The Demos report, sponsored by Virgin Media, suggests file sharers aren't the wreckers of civilization they're painted to be - but failing to convert them into paying punters has cost the industry dear.
Two important strands emerge. Most of the population (74 per cent) pay for their music, and a majority - almost two thirds - never download unlicensed music. But those who do download are also spending on entertainment services, such as Skyplus. So by failing to be competitive with rival rival entertainment sectors, the music business is losing its wallet share. (See Fify Quid Bloke - meet Spotify's 14p man). The inward looking obsession where one format "substitutes" or "cannibalises" another has been the wrong conversation.
Overall, the survey finds something for everyone to draw comfort from - whether it's lower prices for songs or disconnection for downloaders.
Unsurprisingly the research finds a strong propensity to use unlicensed services amongst music fans - people who spend the most on music.

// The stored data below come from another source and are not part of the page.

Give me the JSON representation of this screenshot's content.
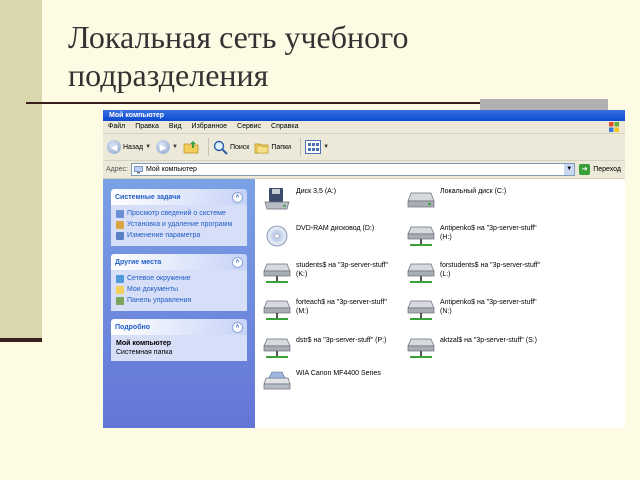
{
  "slide": {
    "title_line1": "Локальная сеть учебного",
    "title_line2": "подразделения"
  },
  "window": {
    "title": "Мой компьютер",
    "menu": [
      "Файл",
      "Правка",
      "Вид",
      "Избранное",
      "Сервис",
      "Справка"
    ],
    "toolbar": {
      "back_label": "Назад",
      "search_label": "Поиск",
      "folders_label": "Папки"
    },
    "address": {
      "label": "Адрес:",
      "value": "Мой компьютер",
      "go_label": "Переход"
    },
    "taskpane": {
      "system_tasks": {
        "title": "Системные задачи",
        "items": [
          "Просмотр сведений о системе",
          "Установка и удаление программ",
          "Изменение параметра"
        ]
      },
      "other_places": {
        "title": "Другие места",
        "items": [
          "Сетевое окружение",
          "Мои документы",
          "Панель управления"
        ]
      },
      "details": {
        "title": "Подробно",
        "name": "Мой компьютер",
        "type": "Системная папка"
      }
    },
    "files": [
      {
        "line1": "Диск 3,5 (A:)",
        "line2": "",
        "icon": "floppy-icon"
      },
      {
        "line1": "Локальный диск (C:)",
        "line2": "",
        "icon": "local-drive-icon"
      },
      {
        "line1": "DVD-RAM дисковод (D:)",
        "line2": "",
        "icon": "dvd-icon"
      },
      {
        "line1": "Antipenko$ на \"3p-server-stuff\"",
        "line2": "(H:)",
        "icon": "network-drive-icon"
      },
      {
        "line1": "students$ на \"3p-server-stuff\"",
        "line2": "(K:)",
        "icon": "network-drive-icon"
      },
      {
        "line1": "forstudents$ на \"3p-server-stuff\"",
        "line2": "(L:)",
        "icon": "network-drive-icon"
      },
      {
        "line1": "forteach$ на \"3p-server-stuff\"",
        "line2": "(M:)",
        "icon": "network-drive-icon"
      },
      {
        "line1": "Antipenko$ на \"3p-server-stuff\"",
        "line2": "(N:)",
        "icon": "network-drive-icon"
      },
      {
        "line1": "dstr$ на \"3p-server-stuff\" (P:)",
        "line2": "",
        "icon": "network-drive-icon"
      },
      {
        "line1": "aktzal$ на \"3p-server-stuff\" (S:)",
        "line2": "",
        "icon": "network-drive-icon"
      },
      {
        "line1": "WIA Canon MF4400 Series",
        "line2": "",
        "icon": "scanner-icon"
      }
    ]
  }
}
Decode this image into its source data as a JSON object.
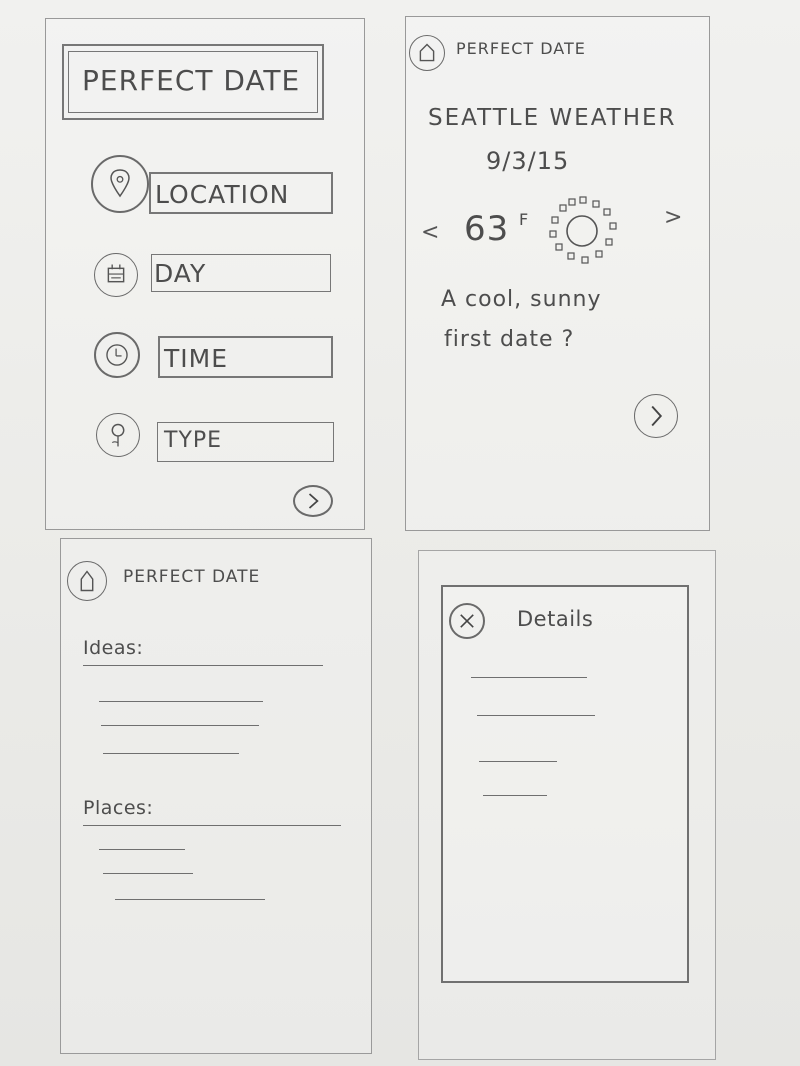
{
  "screen1": {
    "title": "PERFECT DATE",
    "fields": [
      {
        "label": "LOCATION",
        "icon": "location-pin-icon"
      },
      {
        "label": "DAY",
        "icon": "calendar-icon"
      },
      {
        "label": "TIME",
        "icon": "clock-icon"
      },
      {
        "label": "TYPE",
        "icon": "flower-icon"
      }
    ],
    "next_icon": "chevron-right-icon"
  },
  "screen2": {
    "header_title": "PERFECT DATE",
    "heading": "SEATTLE WEATHER",
    "date": "9/3/15",
    "temp_value": "63",
    "temp_unit": "F",
    "prev": "<",
    "next": ">",
    "message_line1": "A cool, sunny",
    "message_line2": "first date ?",
    "weather_icon": "sun-icon"
  },
  "screen3": {
    "header_title": "PERFECT DATE",
    "ideas_label": "Ideas:",
    "places_label": "Places:"
  },
  "screen4": {
    "title": "Details",
    "close_icon": "close-icon"
  }
}
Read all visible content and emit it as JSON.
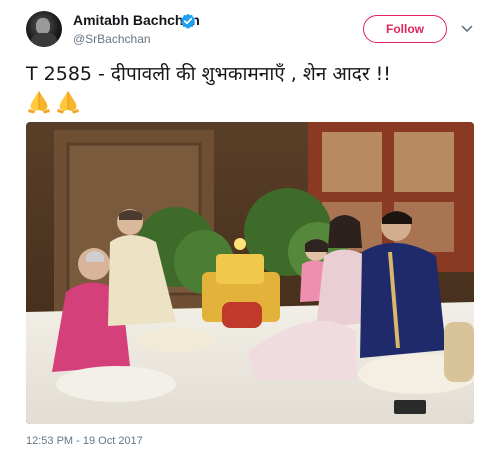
{
  "author": {
    "display_name": "Amitabh Bachchan",
    "handle": "@SrBachchan",
    "verified": true
  },
  "actions": {
    "follow_label": "Follow"
  },
  "tweet": {
    "text": "T 2585 - दीपावली की शुभकामनाएँ , शेन आदर  !!",
    "emojis": [
      "folded-hands",
      "folded-hands"
    ],
    "timestamp": "12:53 PM - 19 Oct 2017"
  },
  "colors": {
    "follow_accent": "#e0245e",
    "verified_blue": "#1da1f2",
    "muted_text": "#657786",
    "primary_text": "#14171a"
  }
}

And the opposite too: people who aren't interesting in acquiring music legitimately, as you'd expect, don't bother looking for it on the interwebs.
That's no surprise, but an uncomfortable statistic for the music business is that two-thirds of people polled never touch an unlicensed service at all - their hands (and mice) are clean. This makes it harder to argue that P2P Pirates have brought the industry to its knees, rather than other factors such as unbundling or failing to innovate.

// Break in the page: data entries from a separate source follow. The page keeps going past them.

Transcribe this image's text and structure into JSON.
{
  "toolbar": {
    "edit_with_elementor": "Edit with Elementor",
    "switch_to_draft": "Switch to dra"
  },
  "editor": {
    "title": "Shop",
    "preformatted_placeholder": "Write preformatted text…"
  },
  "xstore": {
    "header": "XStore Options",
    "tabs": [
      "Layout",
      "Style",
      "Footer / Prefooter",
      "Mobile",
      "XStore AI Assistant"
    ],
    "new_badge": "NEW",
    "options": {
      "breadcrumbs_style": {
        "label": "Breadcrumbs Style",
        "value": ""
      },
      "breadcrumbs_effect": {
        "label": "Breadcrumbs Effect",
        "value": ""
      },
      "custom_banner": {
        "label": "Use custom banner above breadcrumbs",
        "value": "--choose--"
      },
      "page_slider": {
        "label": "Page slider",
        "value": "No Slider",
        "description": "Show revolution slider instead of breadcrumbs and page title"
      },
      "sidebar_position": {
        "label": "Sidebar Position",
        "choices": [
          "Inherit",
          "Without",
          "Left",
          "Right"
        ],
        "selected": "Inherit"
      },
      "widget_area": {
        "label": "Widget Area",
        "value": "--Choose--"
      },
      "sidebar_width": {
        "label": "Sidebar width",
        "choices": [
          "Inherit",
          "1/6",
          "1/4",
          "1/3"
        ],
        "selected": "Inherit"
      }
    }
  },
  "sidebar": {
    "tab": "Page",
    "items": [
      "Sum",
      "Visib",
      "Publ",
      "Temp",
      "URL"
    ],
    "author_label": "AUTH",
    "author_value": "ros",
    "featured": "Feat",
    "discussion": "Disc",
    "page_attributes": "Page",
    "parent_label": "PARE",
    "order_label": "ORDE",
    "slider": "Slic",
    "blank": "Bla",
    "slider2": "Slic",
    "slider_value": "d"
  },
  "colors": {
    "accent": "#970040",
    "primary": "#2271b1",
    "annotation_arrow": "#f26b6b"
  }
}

High spending music fans also go hunting for unlicensed music - shock!
It's equally an uncomfortable figure for anti-copyright campaigners who argue that file sharing is now the norm. The "Everybody does it" argument is hard to sustain, when two thirds of people don't. But money talk may win the day. Since P2P-ers are already spending on replay TV services (72 per cent) and Skyplayer (24 per cent) - it suggests that failing to turn this group into paying punters is a costly error.